Bishop Edward O’Rourke (1876-1943)

Bishop Edward O’Rourke (1876-1943)

This day in 1943 marks the death of Edward O’Rourke, the first Bishop of Danzig in Poland. The following is taken from Wikipedia:

O’Rourke was born October 26, 1876 in Basin, Minsk, Russian Empire (modern Belarus), to an aristocratic family of Irish ancestry, many of them high officers in the Russian military. They held imperial titles of the Russian Empire and of the German Holy Roman Empire, but also had petitioned to retain the Irish count title as well, which was granted by the Tsar in 1848. His father was Michael Graf O’Rourke and his mother Baltic-German Angelika von Bochwitz. He received a widespread European education and learned a number of languages.
After graduating from the famous Jesuit college in Chyrów (then Russia, now Ukraine), in 1898 he went to Riga, Latvia, where in 1903 he graduated from the Trade and Mechanics Faculty of the University of Riga. In 1903 he moved to Freiburg, Switzerland, where he continued his studies at the University of Fribourg, faculty of law, but the following year he moved to the theological faculty at the University of Innsbruck in Austria-Hungary.

On October 27, 1908 he was ordained a priest in Vilna (Vilnius, Lithuania) and became a professor of ecclesiastical history, German and French language at the Seminary of the Roman Catholic Archdiocese of Minsk-Mohilev in Saint Petersburg. Between 1912 and 1915 he became the priest of the multilingual congregation of St. Stanislaus in Petersburg[1]. After the February Revolution in Russia it was decided to re-establish the diocese of Minsk and O’Rourke was appointed as its administrator and the interim head of the Catholic Church in Russia. As such O’Rourke met for the first time the Apostolic Visitor for the Baltic countries, Achille Ratti, the later Pope Pius XI. Due to the proposed independence of Latvia the diocese of Riga was established in 1918 and O’Rourke was appointed the bishop of Riga on recommandation of Ratti on 29 September 1918.
O’Rourke’s position in Riga was problematic as he managed to assume his office only after German forces had occupied Riga in early 1919. At that time shortly after World War I the ecclesiastical organisation was largely destroyed and only a few priests were active. O’Rourke, who himself didn’t speak Latvian, tried to encourage Latvian priests but tendered his resignation after a new government in Latvia was appointed and calls for a Latvian bishop raised. O’Rourke was released as the bishop of Riga on 10 April 1920 and appointed the titular bishop of Canea and Apostolic Delegate for the Baltic states, in November 1921 also the Pontifical Delegate for Russian refugees in Danzig and East Prussia, later (1928) for the Russians in Germany.
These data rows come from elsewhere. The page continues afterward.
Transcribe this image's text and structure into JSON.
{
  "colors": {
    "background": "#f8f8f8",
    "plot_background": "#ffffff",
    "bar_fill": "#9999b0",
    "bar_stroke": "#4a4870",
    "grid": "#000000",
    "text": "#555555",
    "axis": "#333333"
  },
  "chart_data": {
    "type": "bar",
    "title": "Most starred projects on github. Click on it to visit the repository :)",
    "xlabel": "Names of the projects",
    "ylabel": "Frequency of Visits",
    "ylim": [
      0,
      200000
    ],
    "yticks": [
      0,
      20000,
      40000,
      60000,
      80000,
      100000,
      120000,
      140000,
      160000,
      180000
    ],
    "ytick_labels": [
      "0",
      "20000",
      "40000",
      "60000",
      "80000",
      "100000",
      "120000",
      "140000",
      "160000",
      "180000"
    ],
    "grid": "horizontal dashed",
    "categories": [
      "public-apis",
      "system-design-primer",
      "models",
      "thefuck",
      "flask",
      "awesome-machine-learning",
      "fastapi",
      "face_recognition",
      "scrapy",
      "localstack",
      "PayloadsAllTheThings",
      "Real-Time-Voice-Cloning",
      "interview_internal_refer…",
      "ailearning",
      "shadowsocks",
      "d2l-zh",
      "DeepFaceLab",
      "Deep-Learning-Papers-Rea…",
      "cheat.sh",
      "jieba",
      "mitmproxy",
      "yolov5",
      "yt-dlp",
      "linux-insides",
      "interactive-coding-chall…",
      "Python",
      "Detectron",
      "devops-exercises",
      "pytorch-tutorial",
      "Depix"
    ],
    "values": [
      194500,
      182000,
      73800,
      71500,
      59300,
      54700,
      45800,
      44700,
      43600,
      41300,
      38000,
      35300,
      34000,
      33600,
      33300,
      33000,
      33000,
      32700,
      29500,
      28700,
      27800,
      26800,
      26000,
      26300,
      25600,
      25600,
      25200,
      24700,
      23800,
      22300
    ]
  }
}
The Free City of Danzig was split from Germany in 1920. On April 24, 1922 Achille Ratti, now Pope Pius XI, nominated O’Rourke to the post of an Apostolic Administrator of the Free City of Danzig and the titular bishop of Pergamon on 21 December 1922. After the creation of the Diocese of Danzig on December 30, 1925, O’Rourke became the first Bishop of Danzig. First having a good relationship with the authorities, who granted him citizenship on 12 June 1926, and the mostly Protestant population, he conflicted with the new local Nazis after 1933. Having hosted synode on 10 to 12 December 1935, growing pressure from the Nazi majority senate made him resign as bishop of Danzig after he had tried to implement four additional Polish parish priests[3]. On 13 June 1938 he was appointed Titular bishop of Sophene. He adopted Polish citizenship in December 1938 as well as the office of Cathedral Canon in Gniezno/Poznań. When the Germans attacked Poland in September 1939 O’Rourke was on a journey to Estonia and travelled via Warsaw and Königsberg to Berlin, where he applied for a Visa to Italy. After his arrival in Rome O’Rourke tried to return to his Diocese in Poznań, but his visa application was rejected by the Germans. O’Rourke died in Rome on June 27, 1943, his successor after his death was the Bishop of Danzig Carl Maria Splett. In 1972 his ashes were moved from Campo Verano to his former bishopric to be buried in a crypt in the Oliwa Cathedral.